In case of a malformed request, you will see a status code of 400 and this response body:

{
    "metadata": {
        "service_name": "iris",
        "error_message": "BadRequest: ...",
        "error_code": -1,
        "status": "ERROR",
        "service_version": "0.1"
    }
}

If you want the predict service to work differently, then chances are that you get away subclassing from the PredictService class and override one of its methods. E.g. to change the way that API responses to the web look like, you would override the response_from_prediction() and response_from_exception() methods, which are responsible for creating the JSON responses.

Implementing the model as a pipeline ¶

As mentioned in the Model section, it is entirely possible to implement your own machine learning model and use it. Remember that the only interface our model needed to implement was palladium.interfaces.Model. That means we can also use a scikit-learn Pipeline to do the job. Let us extend our Iris example to use a pipeline with two elements: a sklearn.preprocessing.PolynomialFeatures transform and a sklearn.linear_model.LogisticRegression classifier.

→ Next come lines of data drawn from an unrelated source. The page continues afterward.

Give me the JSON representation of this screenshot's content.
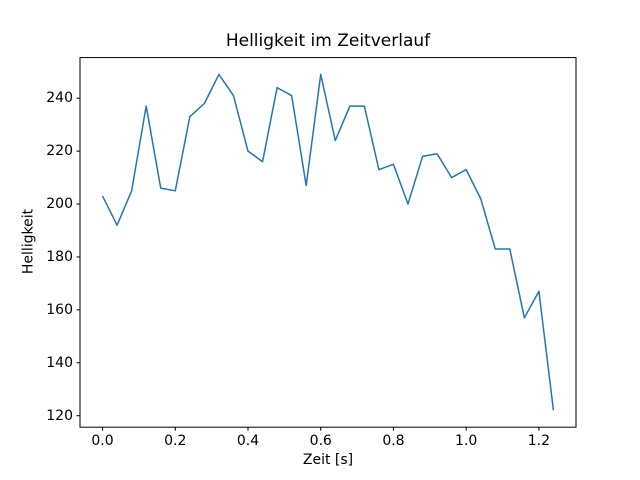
{
  "chart_data": {
    "type": "line",
    "title": "Helligkeit im Zeitverlauf",
    "xlabel": "Zeit [s]",
    "ylabel": "Helligkeit",
    "x": [
      0.0,
      0.04,
      0.08,
      0.12,
      0.16,
      0.2,
      0.24,
      0.28,
      0.32,
      0.36,
      0.4,
      0.44,
      0.48,
      0.52,
      0.56,
      0.6,
      0.64,
      0.68,
      0.72,
      0.76,
      0.8,
      0.84,
      0.88,
      0.92,
      0.96,
      1.0,
      1.04,
      1.08,
      1.12,
      1.16,
      1.2,
      1.24
    ],
    "values": [
      203,
      192,
      205,
      237,
      206,
      205,
      233,
      238,
      249,
      241,
      220,
      216,
      244,
      241,
      207,
      249,
      224,
      237,
      237,
      213,
      215,
      200,
      218,
      219,
      210,
      213,
      202,
      183,
      183,
      157,
      167,
      122
    ],
    "line_color": "#1f77b4",
    "axis_color": "#000000",
    "background_color": "#ffffff",
    "xlim": [
      -0.062,
      1.302
    ],
    "ylim": [
      115.65,
      255.35
    ],
    "x_ticks": [
      0.0,
      0.2,
      0.4,
      0.6,
      0.8,
      1.0,
      1.2
    ],
    "x_tick_labels": [
      "0.0",
      "0.2",
      "0.4",
      "0.6",
      "0.8",
      "1.0",
      "1.2"
    ],
    "y_ticks": [
      120,
      140,
      160,
      180,
      200,
      220,
      240
    ],
    "y_tick_labels": [
      "120",
      "140",
      "160",
      "180",
      "200",
      "220",
      "240"
    ],
    "grid": false,
    "legend": null
  }
}
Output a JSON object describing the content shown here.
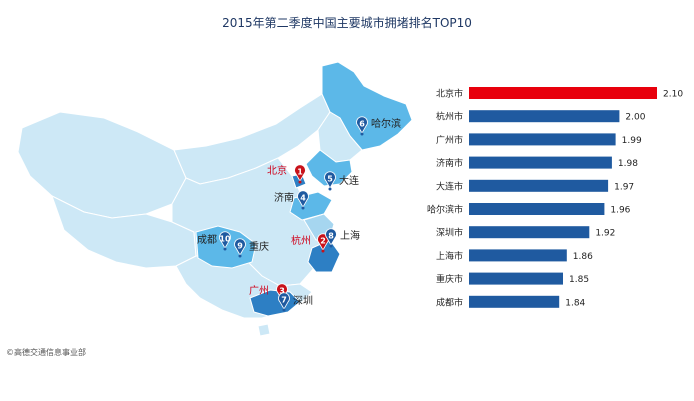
{
  "title": "2015年第二季度中国主要城市拥堵排名TOP10",
  "credit": "©高德交通信息事业部",
  "colors": {
    "highlight": "#e8000c",
    "bar": "#1f5aa0",
    "map_base": "#cde8f6",
    "map_mid": "#a6d6f0",
    "map_dark": "#5cb8e8",
    "pin_red": "#c8121a",
    "pin_blue": "#1f5aa0"
  },
  "map": {
    "markers": [
      {
        "rank": "1",
        "label": "北京",
        "hot": true
      },
      {
        "rank": "2",
        "label": "杭州",
        "hot": true
      },
      {
        "rank": "3",
        "label": "广州",
        "hot": true
      },
      {
        "rank": "4",
        "label": "济南",
        "hot": false
      },
      {
        "rank": "5",
        "label": "大连",
        "hot": false
      },
      {
        "rank": "6",
        "label": "哈尔滨",
        "hot": false
      },
      {
        "rank": "7",
        "label": "深圳",
        "hot": false
      },
      {
        "rank": "8",
        "label": "上海",
        "hot": false
      },
      {
        "rank": "9",
        "label": "重庆",
        "hot": false
      },
      {
        "rank": "10",
        "label": "成都",
        "hot": false
      }
    ]
  },
  "chart_data": {
    "type": "bar",
    "orientation": "horizontal",
    "title": "2015年第二季度中国主要城市拥堵排名TOP10",
    "categories": [
      "北京市",
      "杭州市",
      "广州市",
      "济南市",
      "大连市",
      "哈尔滨市",
      "深圳市",
      "上海市",
      "重庆市",
      "成都市"
    ],
    "values": [
      2.1,
      2.0,
      1.99,
      1.98,
      1.97,
      1.96,
      1.92,
      1.86,
      1.85,
      1.84
    ],
    "value_labels": [
      "2.10",
      "2.00",
      "1.99",
      "1.98",
      "1.97",
      "1.96",
      "1.92",
      "1.86",
      "1.85",
      "1.84"
    ],
    "xlim": [
      1.6,
      2.1
    ],
    "highlight_index": 0,
    "grid": false,
    "xlabel": "",
    "ylabel": ""
  }
}
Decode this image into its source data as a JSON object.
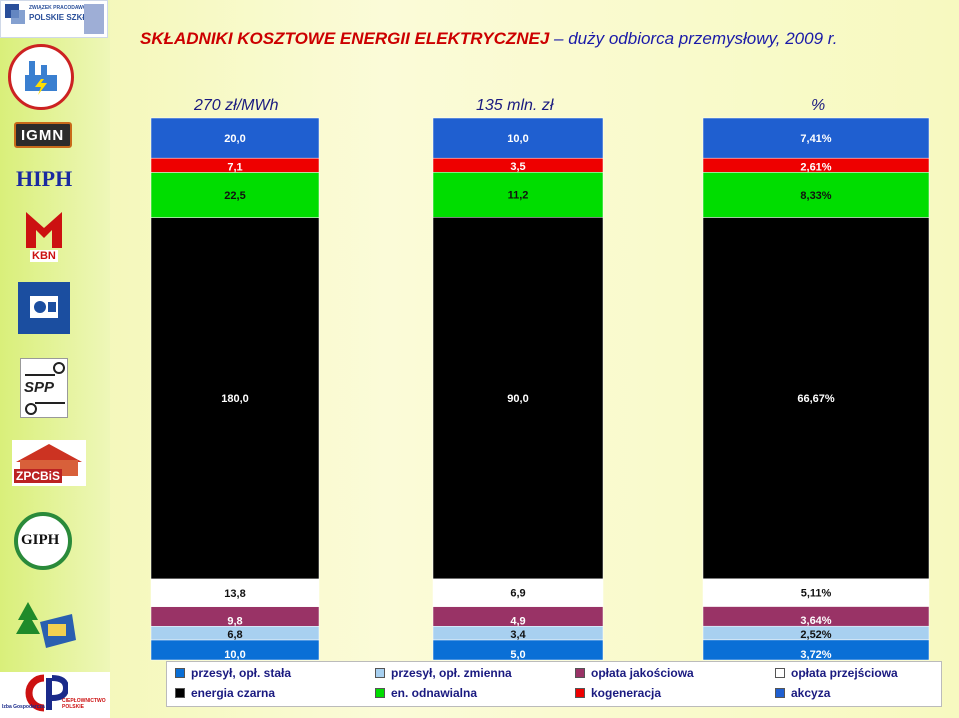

To do this, let us create a file called iris.py in the same folder as we have our config.py with the following contents:

from sklearn.linear_model import LogisticRegression
from sklearn.pipeline import Pipeline
from sklearn.preprocessing import PolynomialFeatures

def model(**kwargs):
    pipeline = Pipeline([
        ('poly', PolynomialFeatures()),
        ('clf', LogisticRegression()),
        ])
    pipeline.set_params(**kwargs)
    return pipeline

The special **kwargs argument allows us to pass configuration options for both the poly and the clf elements of our pipeline in the configuration file. Let us try this: we change the model entry in config.py to look like this:

'model': {
    '__factory__': 'iris.model',
    'clf__C': 0.3,
    },

Just like in our previous example, we are setting the C hyper parameter of our LogisticRegression to be 0.3. However, this time, we have to prefix the parameter name by clf__ to tell the pipeline that we want to the set a parameter of the clf part of the pipeline. If you want to used grid search with this pipeline, keep in mind that you will also need to adapt the parameter’s name in the grid search section to clf_C.